“Los activistas de derechos humanos somos como esos dinosaurios que caminaban desprevenidos por la tierra hace 65 millones de años, sin notar
que en el horizonte se asomaba el meteorito que acabaría con su especie”. Esa frase me quedó en la memoria desde que su autora, una reconocida activista africana,
la soltó a manera de provocación en un panel que compartíamos sobre la difícil situación de los derechos humanos en el mundo.
La colega no está sola en su preocupación. Hay una nutrida escuela de analistas que coinciden con el inglés Stephen Hopgood, cuyo libro lleva un título
que no deja nada a la imaginación: El final de los tiempos para los derechos humanos. Según Hopgood y sus seguidores, la crisis del orden global
liderado por Estados Unidos y Europa es también la del proyecto de los derechos humanos. La consolidación global del populismo de derecha y de izquierda
—desde India hasta Brasil, desde Venezuela hasta Hungría— parecería darles la razón a los mensajeros del apocalipsis.

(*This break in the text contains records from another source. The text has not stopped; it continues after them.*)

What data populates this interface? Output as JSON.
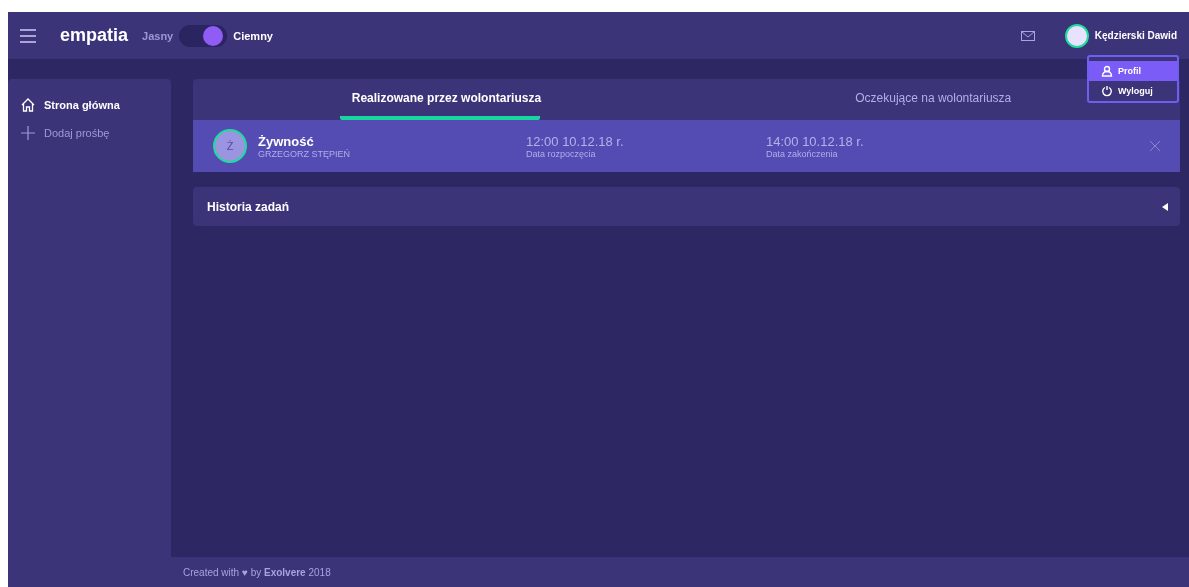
{
  "header": {
    "brand": "empatia",
    "theme_toggle": {
      "left_label": "Jasny",
      "right_label": "Ciemny",
      "on": true
    },
    "user": {
      "name": "Kędzierski Dawid"
    }
  },
  "user_menu": {
    "items": [
      {
        "label": "Profil",
        "kind": "profile",
        "selected": true
      },
      {
        "label": "Wyloguj",
        "kind": "logout",
        "selected": false
      }
    ]
  },
  "sidebar": {
    "items": [
      {
        "label": "Strona główna",
        "kind": "home",
        "selected": true
      },
      {
        "label": "Dodaj prośbę",
        "kind": "add",
        "selected": false
      }
    ]
  },
  "tabs": [
    {
      "label": "Realizowane przez wolontariusza",
      "selected": true
    },
    {
      "label": "Oczekujące na wolontariusza",
      "selected": false
    }
  ],
  "tasks": [
    {
      "avatar_letter": "Ż",
      "title": "Żywność",
      "person": "GRZEGORZ STĘPIEŃ",
      "start_time": "12:00 10.12.18 r.",
      "start_label": "Data rozpoczęcia",
      "end_time": "14:00 10.12.18 r.",
      "end_label": "Data zakończenia"
    }
  ],
  "history": {
    "title": "Historia zadań",
    "expanded": false
  },
  "footer": {
    "text": "Created with ♥ by **Exolvere** 2018"
  }
}
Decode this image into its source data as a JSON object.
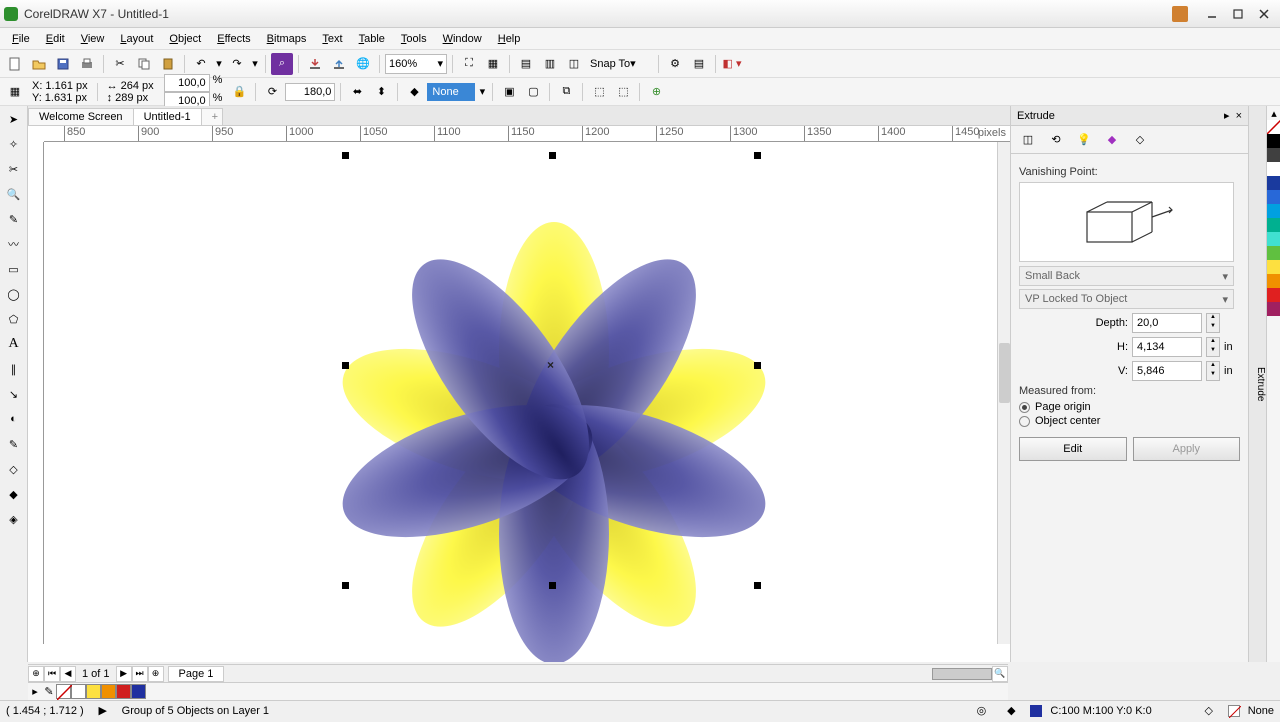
{
  "app": {
    "title": "CorelDRAW X7 - Untitled-1"
  },
  "menus": [
    "File",
    "Edit",
    "View",
    "Layout",
    "Object",
    "Effects",
    "Bitmaps",
    "Text",
    "Table",
    "Tools",
    "Window",
    "Help"
  ],
  "toolbar1": {
    "zoom": "160%",
    "snap": "Snap To"
  },
  "props": {
    "x_label": "X:",
    "x": "1.161 px",
    "y_label": "Y:",
    "y": "1.631 px",
    "w": "264 px",
    "h": "289 px",
    "sx": "100,0",
    "sy": "100,0",
    "pct": "%",
    "rot": "180,0",
    "fill": "None"
  },
  "doc_tabs": {
    "welcome": "Welcome Screen",
    "doc": "Untitled-1"
  },
  "ruler_ticks": [
    "850",
    "900",
    "950",
    "1000",
    "1050",
    "1100",
    "1150",
    "1200",
    "1250",
    "1300",
    "1350",
    "1400",
    "1450"
  ],
  "ruler_unit": "pixels",
  "docker": {
    "title": "Extrude",
    "vp_label": "Vanishing Point:",
    "preset": "Small Back",
    "lock": "VP Locked To Object",
    "depth_label": "Depth:",
    "depth": "20,0",
    "h_label": "H:",
    "h_val": "4,134",
    "unit": "in",
    "v_label": "V:",
    "v_val": "5,846",
    "measured": "Measured from:",
    "opt1": "Page origin",
    "opt2": "Object center",
    "edit": "Edit",
    "apply": "Apply"
  },
  "page_nav": {
    "count": "1 of 1",
    "page": "Page 1"
  },
  "status": {
    "coords": "( 1.454 ; 1.712 )",
    "selection": "Group of 5 Objects on Layer 1",
    "color": "C:100 M:100 Y:0 K:0",
    "outline": "None"
  },
  "palette_colors": [
    "#000000",
    "#404040",
    "#ffffff",
    "#1a3a9e",
    "#2868d8",
    "#00a0e0",
    "#00b090",
    "#40e0d0",
    "#60c040",
    "#fde040",
    "#f09000",
    "#e02020",
    "#a02060"
  ],
  "swatch_colors": [
    "#ffffff",
    "#fde040",
    "#f09000",
    "#d02020",
    "#2030a0"
  ]
}
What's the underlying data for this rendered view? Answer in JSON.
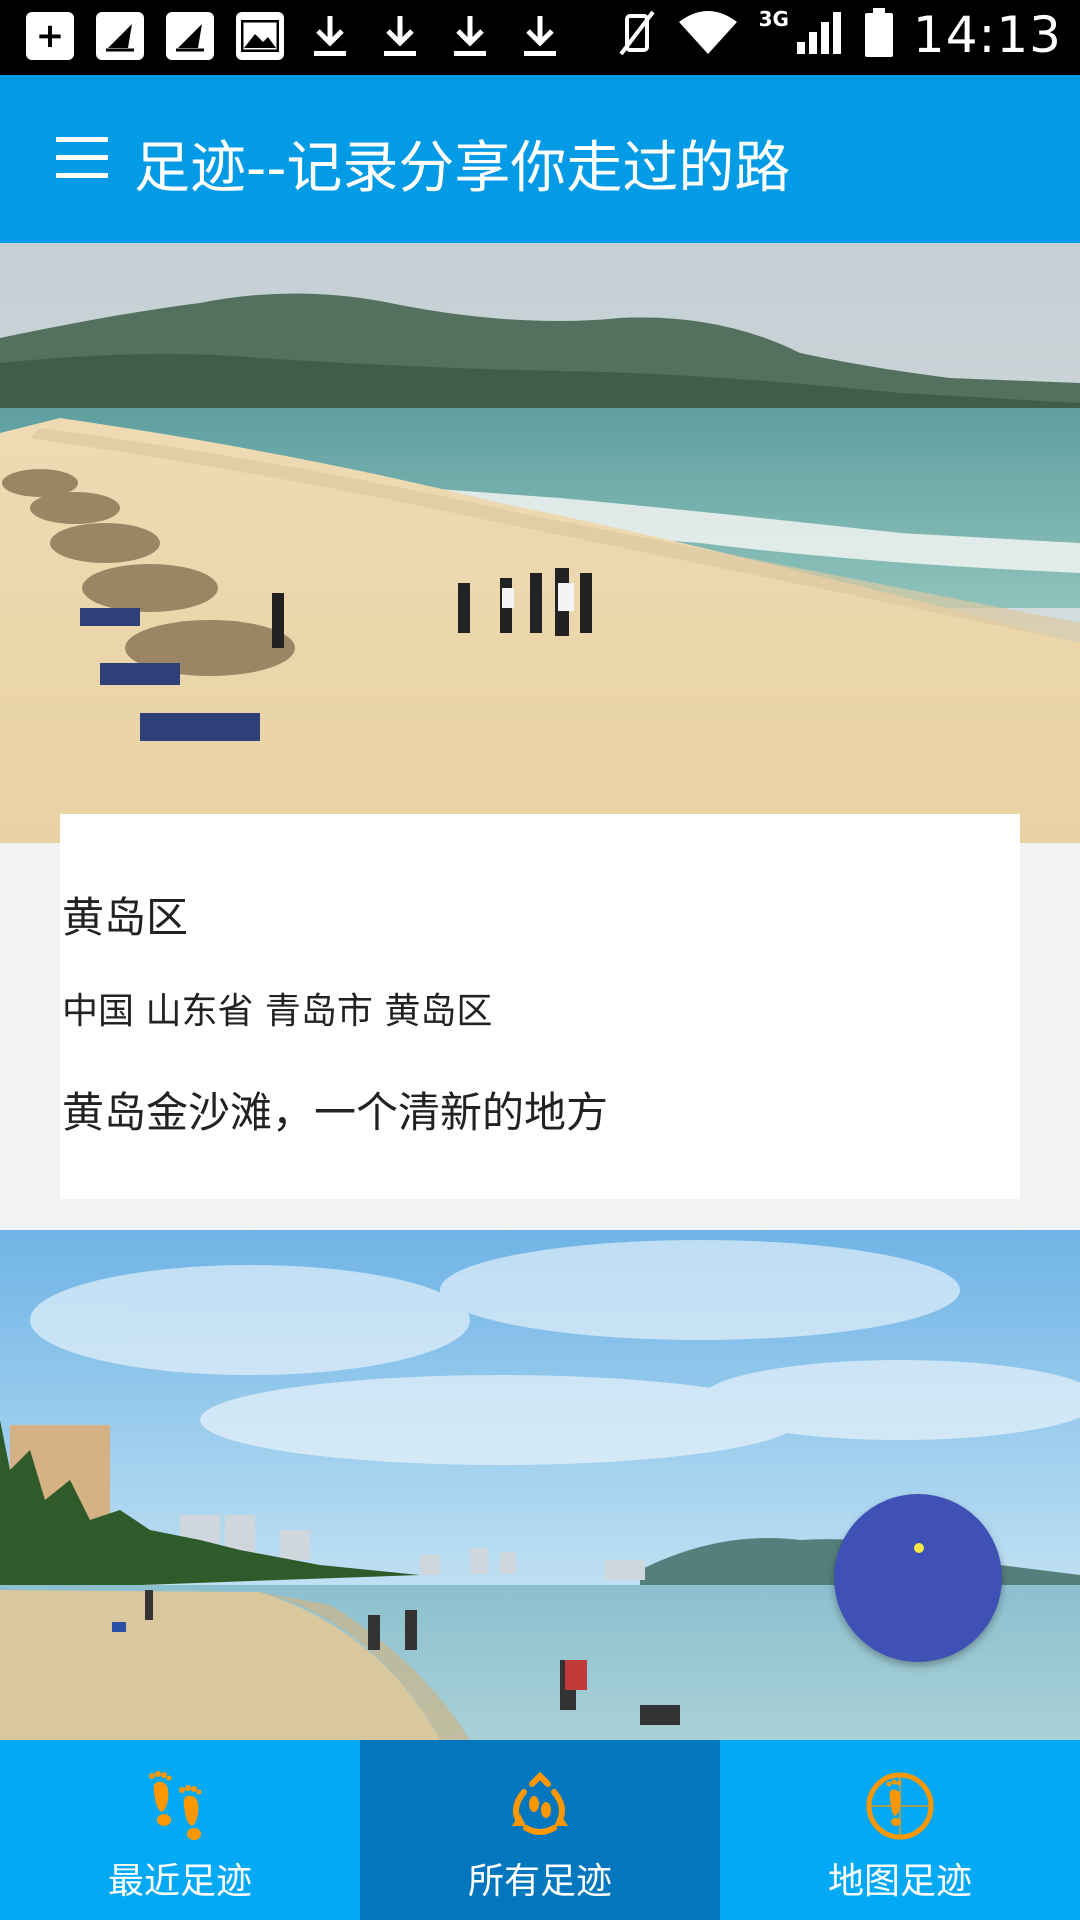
{
  "status_bar": {
    "time": "14:13",
    "network": "3G",
    "notification_icons": [
      "add-icon",
      "sailing-icon",
      "sailing-icon",
      "image-icon",
      "download-icon",
      "download-icon",
      "download-icon",
      "download-icon"
    ]
  },
  "app_bar": {
    "title": "足迹--记录分享你走过的路"
  },
  "cards": [
    {
      "title": "黄岛区",
      "address": "中国 山东省 青岛市 黄岛区",
      "description": "黄岛金沙滩，一个清新的地方"
    }
  ],
  "bottom_nav": {
    "items": [
      {
        "label": "最近足迹",
        "icon": "footprints-icon",
        "active": false
      },
      {
        "label": "所有足迹",
        "icon": "recycle-footprints-icon",
        "active": true
      },
      {
        "label": "地图足迹",
        "icon": "map-footprint-icon",
        "active": false
      }
    ]
  },
  "colors": {
    "primary": "#039be5",
    "nav_active": "#0277bd",
    "fab": "#3f51b5",
    "icon_orange": "#ff9800"
  }
}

Como si lo anterior fuera poco, el problema es que los derechos humanos fueron creados para luchar contra los prejuicios religiosos y los gobiernos
tiránicos de los siglos pasados, pero tienen serias dificultades para ponerles límites a las tecnologías del siglo XXI, como las plataformas sociales que
acumulan y venden nuestros datos personales. Como escribió Yuval Harari al constatar esta brecha, la disyuntiva es clara: o las narrativas y las estrategias
de derechos humanos se actualizan, o pueden entrar en el tipo de crisis terminal que anuncian los escépticos. Después de todo, los derechos humanos no
son una realidad física, sino una creencia compartida que, como todas las creencias, deriva su poder de su capacidad para mantenerse creíble
y darle sentido al mundo a medida que va cambiando.
Ciertamente no son los mejores tiempos para los derechos humanos. Pero creo que no estamos en un tiempo de crisis, sino de transición. Los críticos tienen
razón cuando dicen que las estrategias usuales de “nombrar y avergonzar” a los gobiernos violadores de derechos humanos ya no es eficaz, al menos por sí sola.
Porque cada vez más son los gobernantes sinvergüenzas y que se cubren mutuamente la espalda.
La ventaja es que los tiempos difíciles, transicionales, son también tiempos de creatividad e innovación. Eso es lo que está pasando en países como Venezuela,
donde la persecución del régimen Maduro ha llevado a las ONG de derechos humanos a hacer un activismo tan creativo como valiente, saliendo a las calles y
uniéndose a los jóvenes que se movilizan en espacios tan inusuales como conciertos de rock. O en países donde los derechos humanos están en riesgo serio,
como la India del reelegido Modi. Allí, valientes activistas reconocidos han desempolvado las estrategias gandhianas para viajar y hacer presencia pacífica en
los lugares donde ciudadanos musulmanes han sido linchados por hindúes por comer carne, bajo la mirada cómplice de las autoridades del gobierno hinduista fundamentalista de Modi.
Así que la extinción de los derechos humanos no está a la vuelta de la esquina. Pero su supervivencia tampoco está garantizada. Aún hay tiempo de esquivar el meteorito.